While the governments are paying more attention, community members are still sick and feel they are not getting the support they need.
Recent research by Mergler revealed that children whose mothers ate fish at least once a week while pregnant are four times more likely to have a nervous system disorder or learning disability that is slowing their efforts in school. Those children were compared to Grassy Narrows children whose mothers hardly ever ate fish.
That research is part of an ongoing, comprehensive study that has also found the adults of Grassy Narrows report higher rates of suicidal thoughts and suicide attempts compared to other First Nations adults.
Those who are ill, Mergler has told the Star, “require adequate health care in Grassy Narrows, and that includes outpatient services, things like physiotherapy, vision care, cognitive stimulation.”
The federal government said in 2017 that it would help build a care home for those suffering from mercury poisoning. In a letter to the chief, then-Indigenous Services minister Jane Philpott committed to funding a feasibility study “as well as the construction and operation of the treatment centre … once the design work and programming is ready.”
Turtle says the government is now telling him something different. He said that the $170,000 feasibility study has been completed, but officials have told him Ottawa won’t spend more until the provincial government commits to covering some of the medical care provided in the home. “They never mentioned the condition in the first place,” Turtle said.
The provincial government did not respond to questions. It is not known if Ontario and federal officials have spoken about care costs.
Ontario’s Progressive Conservative government has argued the federal Liberals were playing partisan political games to distract from inaction. A spokesman for Ontario Northern Development Minister Greg Rickford has said Philpott’s 2017 promise came absent any funding or operational commitment from the previous provincial Liberal government. “There’s absolutely nothing stopping the federal government from fulfilling their commitment to the community,” Brayden Akers said in a statement last month. “Any suggestion otherwise is blatantly false.”

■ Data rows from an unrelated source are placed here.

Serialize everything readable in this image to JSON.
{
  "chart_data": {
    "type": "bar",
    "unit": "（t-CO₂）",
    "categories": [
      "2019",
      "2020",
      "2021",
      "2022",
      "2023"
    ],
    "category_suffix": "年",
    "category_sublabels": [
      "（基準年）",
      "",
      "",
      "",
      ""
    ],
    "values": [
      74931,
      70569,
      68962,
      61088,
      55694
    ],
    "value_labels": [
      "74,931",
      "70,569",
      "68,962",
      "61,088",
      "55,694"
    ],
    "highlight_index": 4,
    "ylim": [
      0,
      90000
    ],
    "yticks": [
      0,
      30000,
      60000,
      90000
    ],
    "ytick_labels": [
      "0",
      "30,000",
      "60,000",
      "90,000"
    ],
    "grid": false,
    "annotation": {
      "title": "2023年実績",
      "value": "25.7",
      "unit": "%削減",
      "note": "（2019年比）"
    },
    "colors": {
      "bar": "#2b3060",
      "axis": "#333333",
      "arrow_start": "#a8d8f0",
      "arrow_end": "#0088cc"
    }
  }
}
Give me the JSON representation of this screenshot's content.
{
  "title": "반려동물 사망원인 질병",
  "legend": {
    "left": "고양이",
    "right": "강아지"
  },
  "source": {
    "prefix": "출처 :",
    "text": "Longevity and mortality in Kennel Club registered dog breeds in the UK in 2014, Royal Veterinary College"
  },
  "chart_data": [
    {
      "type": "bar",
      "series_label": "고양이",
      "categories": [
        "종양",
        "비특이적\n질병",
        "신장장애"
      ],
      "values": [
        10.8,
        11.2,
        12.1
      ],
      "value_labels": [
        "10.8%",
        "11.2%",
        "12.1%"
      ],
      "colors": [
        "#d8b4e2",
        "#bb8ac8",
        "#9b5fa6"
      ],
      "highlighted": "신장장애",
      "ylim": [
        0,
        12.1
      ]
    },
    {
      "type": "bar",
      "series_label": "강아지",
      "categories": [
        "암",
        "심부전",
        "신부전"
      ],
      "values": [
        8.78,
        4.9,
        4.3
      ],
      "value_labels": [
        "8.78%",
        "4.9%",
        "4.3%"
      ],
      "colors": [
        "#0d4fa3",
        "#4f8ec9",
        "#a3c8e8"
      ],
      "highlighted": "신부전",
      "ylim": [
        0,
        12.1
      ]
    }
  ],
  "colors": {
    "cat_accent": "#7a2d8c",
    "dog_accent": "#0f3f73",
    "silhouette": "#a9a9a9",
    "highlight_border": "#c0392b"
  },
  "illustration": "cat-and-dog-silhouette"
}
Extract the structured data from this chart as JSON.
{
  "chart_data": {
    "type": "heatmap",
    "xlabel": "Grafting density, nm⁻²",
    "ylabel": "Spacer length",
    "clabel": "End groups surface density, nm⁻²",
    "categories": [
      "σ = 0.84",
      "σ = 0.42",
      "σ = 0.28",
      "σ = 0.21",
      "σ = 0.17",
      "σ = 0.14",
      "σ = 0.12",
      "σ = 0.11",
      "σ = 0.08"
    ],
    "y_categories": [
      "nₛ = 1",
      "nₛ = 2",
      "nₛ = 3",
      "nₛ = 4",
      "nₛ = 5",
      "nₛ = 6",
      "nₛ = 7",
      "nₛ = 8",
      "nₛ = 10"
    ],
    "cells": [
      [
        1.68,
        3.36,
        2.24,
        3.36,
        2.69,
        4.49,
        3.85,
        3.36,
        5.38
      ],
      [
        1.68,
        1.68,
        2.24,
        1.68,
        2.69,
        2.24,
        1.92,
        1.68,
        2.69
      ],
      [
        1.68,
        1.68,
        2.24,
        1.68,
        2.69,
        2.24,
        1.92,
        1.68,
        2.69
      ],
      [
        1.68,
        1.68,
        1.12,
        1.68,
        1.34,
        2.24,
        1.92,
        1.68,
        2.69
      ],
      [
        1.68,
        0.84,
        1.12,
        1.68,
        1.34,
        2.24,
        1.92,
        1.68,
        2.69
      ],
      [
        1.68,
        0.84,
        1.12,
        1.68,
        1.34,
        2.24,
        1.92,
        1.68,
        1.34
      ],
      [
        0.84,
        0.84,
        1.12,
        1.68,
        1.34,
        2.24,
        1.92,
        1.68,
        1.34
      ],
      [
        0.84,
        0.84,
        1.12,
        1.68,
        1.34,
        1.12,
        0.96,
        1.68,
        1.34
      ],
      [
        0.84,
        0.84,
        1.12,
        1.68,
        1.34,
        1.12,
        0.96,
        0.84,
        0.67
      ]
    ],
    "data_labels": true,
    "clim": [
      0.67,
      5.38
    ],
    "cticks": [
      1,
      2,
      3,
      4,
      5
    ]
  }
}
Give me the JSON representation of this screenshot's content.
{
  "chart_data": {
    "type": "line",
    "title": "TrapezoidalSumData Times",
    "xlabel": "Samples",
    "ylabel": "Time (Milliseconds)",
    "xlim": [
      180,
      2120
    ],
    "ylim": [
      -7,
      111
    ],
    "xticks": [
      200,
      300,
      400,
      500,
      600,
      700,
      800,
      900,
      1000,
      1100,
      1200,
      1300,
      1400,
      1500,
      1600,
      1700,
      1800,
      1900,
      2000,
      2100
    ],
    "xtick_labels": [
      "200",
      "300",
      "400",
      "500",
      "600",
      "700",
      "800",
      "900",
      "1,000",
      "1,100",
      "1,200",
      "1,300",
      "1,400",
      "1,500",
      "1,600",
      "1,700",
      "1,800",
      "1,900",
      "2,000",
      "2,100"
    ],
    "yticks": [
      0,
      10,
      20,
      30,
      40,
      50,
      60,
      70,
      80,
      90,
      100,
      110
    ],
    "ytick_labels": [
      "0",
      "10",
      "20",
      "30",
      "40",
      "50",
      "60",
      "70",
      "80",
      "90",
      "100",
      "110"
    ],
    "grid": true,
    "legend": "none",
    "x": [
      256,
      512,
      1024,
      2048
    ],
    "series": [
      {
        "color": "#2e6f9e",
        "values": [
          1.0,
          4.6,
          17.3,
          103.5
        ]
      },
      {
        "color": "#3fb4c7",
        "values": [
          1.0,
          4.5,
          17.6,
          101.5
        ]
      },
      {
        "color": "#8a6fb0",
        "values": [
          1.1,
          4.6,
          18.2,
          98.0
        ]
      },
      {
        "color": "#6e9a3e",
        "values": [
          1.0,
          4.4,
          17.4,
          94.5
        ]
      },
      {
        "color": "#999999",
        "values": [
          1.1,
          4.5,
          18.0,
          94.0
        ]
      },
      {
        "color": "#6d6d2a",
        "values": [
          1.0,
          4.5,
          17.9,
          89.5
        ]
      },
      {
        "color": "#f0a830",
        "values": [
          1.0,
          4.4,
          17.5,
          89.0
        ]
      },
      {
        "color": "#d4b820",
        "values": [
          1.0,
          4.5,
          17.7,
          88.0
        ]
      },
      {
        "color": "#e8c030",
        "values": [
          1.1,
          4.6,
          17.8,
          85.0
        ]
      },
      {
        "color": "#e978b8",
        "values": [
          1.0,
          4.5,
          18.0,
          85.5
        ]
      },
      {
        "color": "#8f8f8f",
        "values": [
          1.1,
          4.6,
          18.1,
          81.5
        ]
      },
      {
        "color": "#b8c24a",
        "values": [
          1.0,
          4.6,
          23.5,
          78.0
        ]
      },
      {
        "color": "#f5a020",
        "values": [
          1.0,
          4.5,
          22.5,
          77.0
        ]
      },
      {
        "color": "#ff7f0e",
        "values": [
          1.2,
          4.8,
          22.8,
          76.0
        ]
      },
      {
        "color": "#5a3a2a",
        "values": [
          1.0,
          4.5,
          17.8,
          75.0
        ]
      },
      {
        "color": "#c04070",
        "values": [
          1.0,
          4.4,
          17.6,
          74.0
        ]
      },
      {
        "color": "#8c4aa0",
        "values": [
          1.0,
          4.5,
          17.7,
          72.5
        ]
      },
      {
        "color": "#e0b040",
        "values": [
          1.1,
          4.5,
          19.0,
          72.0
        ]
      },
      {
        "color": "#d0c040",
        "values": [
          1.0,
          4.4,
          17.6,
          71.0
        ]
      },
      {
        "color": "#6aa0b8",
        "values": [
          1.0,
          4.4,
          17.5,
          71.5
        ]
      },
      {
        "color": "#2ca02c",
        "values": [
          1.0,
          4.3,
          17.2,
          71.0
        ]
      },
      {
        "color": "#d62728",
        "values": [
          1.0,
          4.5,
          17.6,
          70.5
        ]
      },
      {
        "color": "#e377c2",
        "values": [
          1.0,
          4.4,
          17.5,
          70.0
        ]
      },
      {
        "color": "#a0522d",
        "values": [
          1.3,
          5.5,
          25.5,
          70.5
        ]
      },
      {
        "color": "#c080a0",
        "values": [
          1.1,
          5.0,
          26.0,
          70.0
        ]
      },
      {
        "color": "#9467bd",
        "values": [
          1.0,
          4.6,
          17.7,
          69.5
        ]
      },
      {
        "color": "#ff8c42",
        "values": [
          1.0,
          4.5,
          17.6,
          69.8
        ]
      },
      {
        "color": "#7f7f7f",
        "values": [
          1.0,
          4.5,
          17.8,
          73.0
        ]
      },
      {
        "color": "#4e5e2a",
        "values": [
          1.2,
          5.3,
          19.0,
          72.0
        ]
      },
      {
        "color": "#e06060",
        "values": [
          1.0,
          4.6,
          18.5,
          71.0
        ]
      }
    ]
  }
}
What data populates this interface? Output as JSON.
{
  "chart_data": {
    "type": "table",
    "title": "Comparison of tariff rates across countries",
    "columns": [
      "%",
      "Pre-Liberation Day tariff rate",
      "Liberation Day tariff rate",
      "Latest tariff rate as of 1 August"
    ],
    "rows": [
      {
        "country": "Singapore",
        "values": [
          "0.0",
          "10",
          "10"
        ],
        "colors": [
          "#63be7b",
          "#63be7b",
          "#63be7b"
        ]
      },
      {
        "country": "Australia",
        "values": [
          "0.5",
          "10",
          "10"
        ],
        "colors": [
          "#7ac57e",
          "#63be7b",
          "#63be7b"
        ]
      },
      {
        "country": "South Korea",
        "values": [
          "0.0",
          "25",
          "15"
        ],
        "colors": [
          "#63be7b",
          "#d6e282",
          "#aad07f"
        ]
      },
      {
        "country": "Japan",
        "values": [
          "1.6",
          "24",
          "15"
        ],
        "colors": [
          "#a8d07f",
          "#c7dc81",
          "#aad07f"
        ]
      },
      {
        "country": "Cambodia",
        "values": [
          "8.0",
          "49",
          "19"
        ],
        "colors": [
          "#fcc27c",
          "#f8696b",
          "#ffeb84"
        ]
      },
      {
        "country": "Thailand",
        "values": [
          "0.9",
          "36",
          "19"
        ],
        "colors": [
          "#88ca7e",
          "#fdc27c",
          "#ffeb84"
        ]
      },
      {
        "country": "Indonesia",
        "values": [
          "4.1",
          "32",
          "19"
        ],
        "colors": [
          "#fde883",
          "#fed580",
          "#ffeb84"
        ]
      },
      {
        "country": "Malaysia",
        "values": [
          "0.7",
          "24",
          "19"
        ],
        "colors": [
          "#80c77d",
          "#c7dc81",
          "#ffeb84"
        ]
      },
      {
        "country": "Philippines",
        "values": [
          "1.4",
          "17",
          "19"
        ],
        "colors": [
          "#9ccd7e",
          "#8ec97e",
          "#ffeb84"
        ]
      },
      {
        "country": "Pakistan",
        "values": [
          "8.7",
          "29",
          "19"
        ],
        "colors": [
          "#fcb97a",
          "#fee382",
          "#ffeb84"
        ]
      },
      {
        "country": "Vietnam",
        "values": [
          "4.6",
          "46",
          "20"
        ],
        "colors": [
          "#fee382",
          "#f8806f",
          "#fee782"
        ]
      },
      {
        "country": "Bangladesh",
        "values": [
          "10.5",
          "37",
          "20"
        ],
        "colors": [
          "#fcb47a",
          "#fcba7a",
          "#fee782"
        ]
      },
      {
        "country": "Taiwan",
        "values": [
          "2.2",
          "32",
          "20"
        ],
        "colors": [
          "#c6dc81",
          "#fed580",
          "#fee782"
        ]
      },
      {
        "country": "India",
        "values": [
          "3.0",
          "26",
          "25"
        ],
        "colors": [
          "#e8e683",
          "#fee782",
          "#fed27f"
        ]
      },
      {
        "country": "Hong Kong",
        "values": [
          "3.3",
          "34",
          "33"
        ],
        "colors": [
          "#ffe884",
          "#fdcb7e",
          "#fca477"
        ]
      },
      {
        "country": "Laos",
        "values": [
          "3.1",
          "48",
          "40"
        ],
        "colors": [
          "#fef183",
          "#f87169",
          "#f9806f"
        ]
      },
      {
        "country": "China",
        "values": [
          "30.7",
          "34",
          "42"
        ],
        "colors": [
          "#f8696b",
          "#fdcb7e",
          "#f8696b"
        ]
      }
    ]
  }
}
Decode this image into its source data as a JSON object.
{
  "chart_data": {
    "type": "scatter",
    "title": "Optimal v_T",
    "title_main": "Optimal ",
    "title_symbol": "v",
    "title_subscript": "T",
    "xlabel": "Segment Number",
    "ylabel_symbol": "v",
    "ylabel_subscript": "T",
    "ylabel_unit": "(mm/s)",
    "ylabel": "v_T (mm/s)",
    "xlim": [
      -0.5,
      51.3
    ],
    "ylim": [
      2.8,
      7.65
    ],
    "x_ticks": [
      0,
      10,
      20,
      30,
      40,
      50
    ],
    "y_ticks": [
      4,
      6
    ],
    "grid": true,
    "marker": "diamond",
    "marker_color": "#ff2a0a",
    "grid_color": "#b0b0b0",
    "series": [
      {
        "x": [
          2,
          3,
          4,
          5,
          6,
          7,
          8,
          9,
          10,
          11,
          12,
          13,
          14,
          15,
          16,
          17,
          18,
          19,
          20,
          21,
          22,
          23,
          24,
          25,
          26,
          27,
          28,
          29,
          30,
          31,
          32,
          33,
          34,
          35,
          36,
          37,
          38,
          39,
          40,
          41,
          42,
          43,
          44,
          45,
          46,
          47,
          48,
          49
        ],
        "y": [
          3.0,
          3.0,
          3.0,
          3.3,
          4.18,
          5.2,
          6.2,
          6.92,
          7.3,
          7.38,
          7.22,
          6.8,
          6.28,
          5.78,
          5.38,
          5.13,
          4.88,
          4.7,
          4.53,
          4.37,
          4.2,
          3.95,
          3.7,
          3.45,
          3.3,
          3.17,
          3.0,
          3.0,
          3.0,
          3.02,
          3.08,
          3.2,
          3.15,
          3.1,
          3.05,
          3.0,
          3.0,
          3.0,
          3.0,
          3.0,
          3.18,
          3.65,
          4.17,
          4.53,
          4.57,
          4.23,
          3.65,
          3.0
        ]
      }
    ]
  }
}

The care home is estimated to cost $17 million to build and $70 million to operate for 30 years, according to a community source. The facility could include rooms for multiple residents, an exam room and customized showers and tubs — all essential and not currently offered by the community clinic. Such a facility could also be a home for palliative care, physiotherapy, counselling and traditional healing.
When Chrissy Isaacs was born in 1979, her blood showed a mercury concentration of 17.5 parts per billion (ppb) — more than double the level that Health Canada currently finds concerning and three times higher than the U.S. Environmental Protection Agency’s threshold, the Star reported in 2018 after Isaacs got her results through the more cumbersome consent process.
Research shows her level is high enough to have increased her risk of having had learning disabilities or motor skill deficits as a child, and a heart condition or accelerated aging as an adult.
“I know that I was exposed to dangerous levels of mercury before I was born,” said Isaacs, whose mother took her to a doctor as a toddler because she was clumsy. Her hands now tingle and she can’t open bottles. “But Canada has never offered me any support to deal with that. All around me I see my community suffer without the mercury treatment centre that was promised.”
As part of earlier research, when the anonymized cord-blood data was available, Mergler reviewed a 1996 Health Canada overview of the results. “At these cord-blood concentrations, there is consensus from the scientific literature that there would be effects on children’s neurodevelopment,” her report said.